Forza Italia sembra pronta a un cambio di rotta significativo, con il presidente dei deputati Enrico Costa che, nella riunione di gruppo convocata per mezzogiorno, dovrebbe annunciare un orientamento favorevole all’emendamento proposto da Fratelli d’Italia, Noi Moderati e Udc. Questa proposta prevede un sistema semi-bloccato, in cui il capolista verrebbe scelto dalle segreterie di partito, mentre gli elettori avrebbero la possibilità di esprimere fino a tre preferenze tra gli altri candidati sulla scheda.
Nonostante questa apertura, il meccanismo proposto ha sollevato critiche, in particolare riguardo alla rappresentanza di genere. Infatti, consente che il candidato immediatamente successivo al capolista appartenga allo stesso genere, il che potrebbe limitare la parità di rappresentanza.
Dopo mesi di tensioni interne, la scelta di Forza Italia potrebbe avvicinare le posizioni del partito a quelle degli altri membri del centrodestra, con la Lega che potrebbe seguire suit. Tuttavia, l’approvazione della legge non è ancora garantita, poiché il Partito Democratico ha annunciato l’intenzione di chiedere il voto segreto sugli emendamenti, una misura che potrebbe favorire franchi tiratori all’interno della maggioranza.
L’esame in Aula è stato programmato per un totale di 22 ore, con i gruppi parlamentari che disporranno di 15 ore e 7 minuti complessivi. Il tempo è suddiviso tra i vari partiti: Fratelli d’Italia avrà 3 ore e 31 minuti, il Partito Democratico 2 ore e 17 minuti, la Lega 1 ora e 58 minuti, Forza Italia 1 ora e 50 minuti, e il Movimento 5 Stelle 1 ora e 44 minuti. Altri partiti come Avs e Azione avranno a disposizione 45 minuti ciascuno, mentre Noi Moderati, Italia Viva e i gruppi misti avranno tempi variabili.

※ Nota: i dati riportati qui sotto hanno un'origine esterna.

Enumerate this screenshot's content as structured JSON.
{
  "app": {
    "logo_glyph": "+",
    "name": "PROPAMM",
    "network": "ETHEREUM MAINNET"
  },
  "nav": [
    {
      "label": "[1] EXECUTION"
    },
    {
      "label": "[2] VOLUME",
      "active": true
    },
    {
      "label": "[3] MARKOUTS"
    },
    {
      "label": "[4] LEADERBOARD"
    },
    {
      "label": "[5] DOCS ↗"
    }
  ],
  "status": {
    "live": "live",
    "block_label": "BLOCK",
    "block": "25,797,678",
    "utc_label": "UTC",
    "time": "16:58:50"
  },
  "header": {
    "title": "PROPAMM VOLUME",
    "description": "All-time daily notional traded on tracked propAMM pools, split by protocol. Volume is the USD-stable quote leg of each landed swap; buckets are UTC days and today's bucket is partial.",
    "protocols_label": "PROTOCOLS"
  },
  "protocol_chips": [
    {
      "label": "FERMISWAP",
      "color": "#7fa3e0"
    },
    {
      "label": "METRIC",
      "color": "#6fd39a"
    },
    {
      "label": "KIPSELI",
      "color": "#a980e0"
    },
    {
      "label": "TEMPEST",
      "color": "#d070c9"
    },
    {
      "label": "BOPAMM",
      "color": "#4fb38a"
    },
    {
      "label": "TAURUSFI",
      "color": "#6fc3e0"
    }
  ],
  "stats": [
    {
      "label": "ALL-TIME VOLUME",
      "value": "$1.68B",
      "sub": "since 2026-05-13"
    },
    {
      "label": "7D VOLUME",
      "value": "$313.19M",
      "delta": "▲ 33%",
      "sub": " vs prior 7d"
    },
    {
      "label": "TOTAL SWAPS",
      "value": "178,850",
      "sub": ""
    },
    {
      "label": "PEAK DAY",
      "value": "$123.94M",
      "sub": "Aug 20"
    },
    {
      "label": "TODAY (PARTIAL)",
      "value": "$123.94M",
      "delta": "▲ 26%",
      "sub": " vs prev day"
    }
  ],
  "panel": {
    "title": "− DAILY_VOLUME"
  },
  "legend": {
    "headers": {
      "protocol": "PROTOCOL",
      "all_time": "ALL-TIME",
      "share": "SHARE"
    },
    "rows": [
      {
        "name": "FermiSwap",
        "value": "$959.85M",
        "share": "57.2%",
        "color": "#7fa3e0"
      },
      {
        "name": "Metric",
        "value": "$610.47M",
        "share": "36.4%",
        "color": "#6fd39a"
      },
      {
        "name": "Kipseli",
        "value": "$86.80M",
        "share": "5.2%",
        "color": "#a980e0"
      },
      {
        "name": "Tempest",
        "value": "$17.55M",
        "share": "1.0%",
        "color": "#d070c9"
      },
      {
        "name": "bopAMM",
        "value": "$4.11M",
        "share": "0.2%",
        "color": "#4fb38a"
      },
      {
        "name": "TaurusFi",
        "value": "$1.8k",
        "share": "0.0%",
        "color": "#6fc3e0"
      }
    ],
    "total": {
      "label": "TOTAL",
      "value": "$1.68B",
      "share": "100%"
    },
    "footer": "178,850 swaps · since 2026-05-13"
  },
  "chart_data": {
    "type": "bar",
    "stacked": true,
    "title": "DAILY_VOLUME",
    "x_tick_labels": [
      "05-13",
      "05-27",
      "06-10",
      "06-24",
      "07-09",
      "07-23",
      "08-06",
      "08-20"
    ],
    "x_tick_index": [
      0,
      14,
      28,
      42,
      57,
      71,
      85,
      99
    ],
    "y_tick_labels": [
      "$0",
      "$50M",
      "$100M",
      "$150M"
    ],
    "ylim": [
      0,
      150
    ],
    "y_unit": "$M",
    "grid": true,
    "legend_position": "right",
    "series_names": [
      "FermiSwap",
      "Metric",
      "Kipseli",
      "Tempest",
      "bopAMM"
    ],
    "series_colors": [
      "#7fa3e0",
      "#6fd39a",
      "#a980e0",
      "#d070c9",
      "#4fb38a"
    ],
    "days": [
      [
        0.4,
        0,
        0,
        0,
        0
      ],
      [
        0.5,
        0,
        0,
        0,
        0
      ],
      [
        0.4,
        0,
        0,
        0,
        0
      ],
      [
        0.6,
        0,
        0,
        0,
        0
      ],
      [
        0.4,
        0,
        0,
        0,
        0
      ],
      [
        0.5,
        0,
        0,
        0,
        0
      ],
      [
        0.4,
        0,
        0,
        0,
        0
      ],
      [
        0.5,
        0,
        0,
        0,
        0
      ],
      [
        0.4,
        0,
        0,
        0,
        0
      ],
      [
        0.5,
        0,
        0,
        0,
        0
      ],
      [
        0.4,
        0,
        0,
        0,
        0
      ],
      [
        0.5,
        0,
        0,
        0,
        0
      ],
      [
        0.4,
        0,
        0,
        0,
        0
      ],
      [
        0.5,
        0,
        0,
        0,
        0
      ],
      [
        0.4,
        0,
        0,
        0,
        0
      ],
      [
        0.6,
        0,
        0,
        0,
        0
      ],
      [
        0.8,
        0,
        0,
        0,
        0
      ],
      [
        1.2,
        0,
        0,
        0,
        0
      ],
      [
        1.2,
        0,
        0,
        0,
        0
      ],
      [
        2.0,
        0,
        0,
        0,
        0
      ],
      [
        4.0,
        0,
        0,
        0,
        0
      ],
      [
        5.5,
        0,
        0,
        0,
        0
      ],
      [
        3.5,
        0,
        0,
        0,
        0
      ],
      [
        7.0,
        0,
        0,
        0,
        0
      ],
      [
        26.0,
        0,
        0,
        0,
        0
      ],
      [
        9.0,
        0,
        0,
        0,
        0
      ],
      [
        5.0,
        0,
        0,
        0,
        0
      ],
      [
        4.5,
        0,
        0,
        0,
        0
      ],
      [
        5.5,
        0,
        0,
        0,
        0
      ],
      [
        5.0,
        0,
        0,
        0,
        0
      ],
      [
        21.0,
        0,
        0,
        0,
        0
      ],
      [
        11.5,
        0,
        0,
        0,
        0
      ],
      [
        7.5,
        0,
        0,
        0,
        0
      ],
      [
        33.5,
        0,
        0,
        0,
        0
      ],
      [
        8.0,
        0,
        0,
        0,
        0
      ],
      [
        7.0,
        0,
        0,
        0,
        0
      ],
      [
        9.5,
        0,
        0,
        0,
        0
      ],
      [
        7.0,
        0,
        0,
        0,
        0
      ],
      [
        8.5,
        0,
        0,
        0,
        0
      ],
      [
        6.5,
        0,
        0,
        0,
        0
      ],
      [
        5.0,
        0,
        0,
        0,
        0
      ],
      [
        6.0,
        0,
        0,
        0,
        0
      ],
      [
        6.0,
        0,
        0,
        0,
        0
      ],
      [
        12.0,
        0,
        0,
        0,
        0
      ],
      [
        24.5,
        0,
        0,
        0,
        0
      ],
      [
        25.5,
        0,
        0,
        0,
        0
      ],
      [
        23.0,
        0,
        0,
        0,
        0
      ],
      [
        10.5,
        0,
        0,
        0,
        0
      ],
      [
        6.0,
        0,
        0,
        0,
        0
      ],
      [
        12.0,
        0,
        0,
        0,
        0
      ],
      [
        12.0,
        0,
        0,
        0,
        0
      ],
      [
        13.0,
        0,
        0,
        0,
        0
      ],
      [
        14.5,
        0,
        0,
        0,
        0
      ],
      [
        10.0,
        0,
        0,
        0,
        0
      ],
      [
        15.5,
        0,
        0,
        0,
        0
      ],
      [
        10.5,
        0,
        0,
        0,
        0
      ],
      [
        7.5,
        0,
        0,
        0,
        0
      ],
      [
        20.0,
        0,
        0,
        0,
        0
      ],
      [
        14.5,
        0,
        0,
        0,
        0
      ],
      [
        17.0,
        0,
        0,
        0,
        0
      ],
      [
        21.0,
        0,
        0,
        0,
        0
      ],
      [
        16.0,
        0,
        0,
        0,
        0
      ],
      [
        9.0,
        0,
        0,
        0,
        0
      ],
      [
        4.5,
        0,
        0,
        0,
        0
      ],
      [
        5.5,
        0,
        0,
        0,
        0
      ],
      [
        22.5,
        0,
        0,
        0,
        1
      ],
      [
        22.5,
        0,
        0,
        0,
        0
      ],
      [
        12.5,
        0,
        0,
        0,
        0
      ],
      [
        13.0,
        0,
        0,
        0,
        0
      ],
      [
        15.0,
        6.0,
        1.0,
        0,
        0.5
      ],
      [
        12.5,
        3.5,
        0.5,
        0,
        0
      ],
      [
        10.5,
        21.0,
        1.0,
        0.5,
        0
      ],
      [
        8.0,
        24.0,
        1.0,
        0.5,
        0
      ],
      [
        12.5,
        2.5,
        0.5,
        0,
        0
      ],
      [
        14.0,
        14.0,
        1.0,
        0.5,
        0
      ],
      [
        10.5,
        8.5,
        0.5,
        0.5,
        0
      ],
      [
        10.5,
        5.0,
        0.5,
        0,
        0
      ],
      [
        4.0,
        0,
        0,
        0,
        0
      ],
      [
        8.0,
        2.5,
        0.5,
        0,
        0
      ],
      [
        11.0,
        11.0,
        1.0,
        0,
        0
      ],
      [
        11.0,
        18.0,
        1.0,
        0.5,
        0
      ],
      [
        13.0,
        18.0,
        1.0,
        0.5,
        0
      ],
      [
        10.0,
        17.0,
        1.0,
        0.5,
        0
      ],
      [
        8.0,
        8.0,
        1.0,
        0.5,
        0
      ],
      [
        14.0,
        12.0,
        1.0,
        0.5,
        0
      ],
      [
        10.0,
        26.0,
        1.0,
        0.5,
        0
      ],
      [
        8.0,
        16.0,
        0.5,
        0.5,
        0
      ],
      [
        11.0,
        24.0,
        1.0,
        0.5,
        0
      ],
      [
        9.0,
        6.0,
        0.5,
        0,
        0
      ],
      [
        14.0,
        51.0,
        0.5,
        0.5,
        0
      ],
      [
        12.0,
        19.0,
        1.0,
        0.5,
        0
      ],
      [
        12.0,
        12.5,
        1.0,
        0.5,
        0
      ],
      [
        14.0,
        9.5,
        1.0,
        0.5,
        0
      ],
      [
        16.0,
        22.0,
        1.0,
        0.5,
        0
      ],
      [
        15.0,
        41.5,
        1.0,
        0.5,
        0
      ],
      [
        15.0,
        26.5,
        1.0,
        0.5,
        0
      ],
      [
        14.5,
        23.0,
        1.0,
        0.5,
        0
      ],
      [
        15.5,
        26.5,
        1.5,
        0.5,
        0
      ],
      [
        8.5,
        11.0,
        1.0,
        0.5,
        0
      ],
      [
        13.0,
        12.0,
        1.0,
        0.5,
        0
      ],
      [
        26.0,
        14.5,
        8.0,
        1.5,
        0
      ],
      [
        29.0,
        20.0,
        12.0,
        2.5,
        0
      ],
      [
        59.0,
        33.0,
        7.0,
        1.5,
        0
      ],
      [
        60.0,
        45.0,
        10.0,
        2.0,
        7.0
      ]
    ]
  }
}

Dal fronte delle opposizioni, Avs ha già annunciato una battaglia ‘punto su punto’, mentre il capogruppo in commissione Affari Costituzionali, Filiberto Zaratti, ha definito la proposta «un insieme di norme inemendabili, dal carattere anticostituzionale». Il Movimento 5 Stelle ha presentato un emendamento alternativo che prevede una o due preferenze con vincolo di genere, e propone anche la riduzione del premio di governabilità, l’eliminazione del listino nazionale bloccato e la soppressione dell’indicazione del candidato alla presidenza del Consiglio.
Il nodo politico centrale rimane lo scrutinio segreto: anche se Forza Italia e Lega si sono ufficialmente schierate a favore della proposta, i malumori all’interno dei gruppi parlamentari potrebbero emergere nel momento del voto, mettendo a rischio l’approvazione delle preferenze.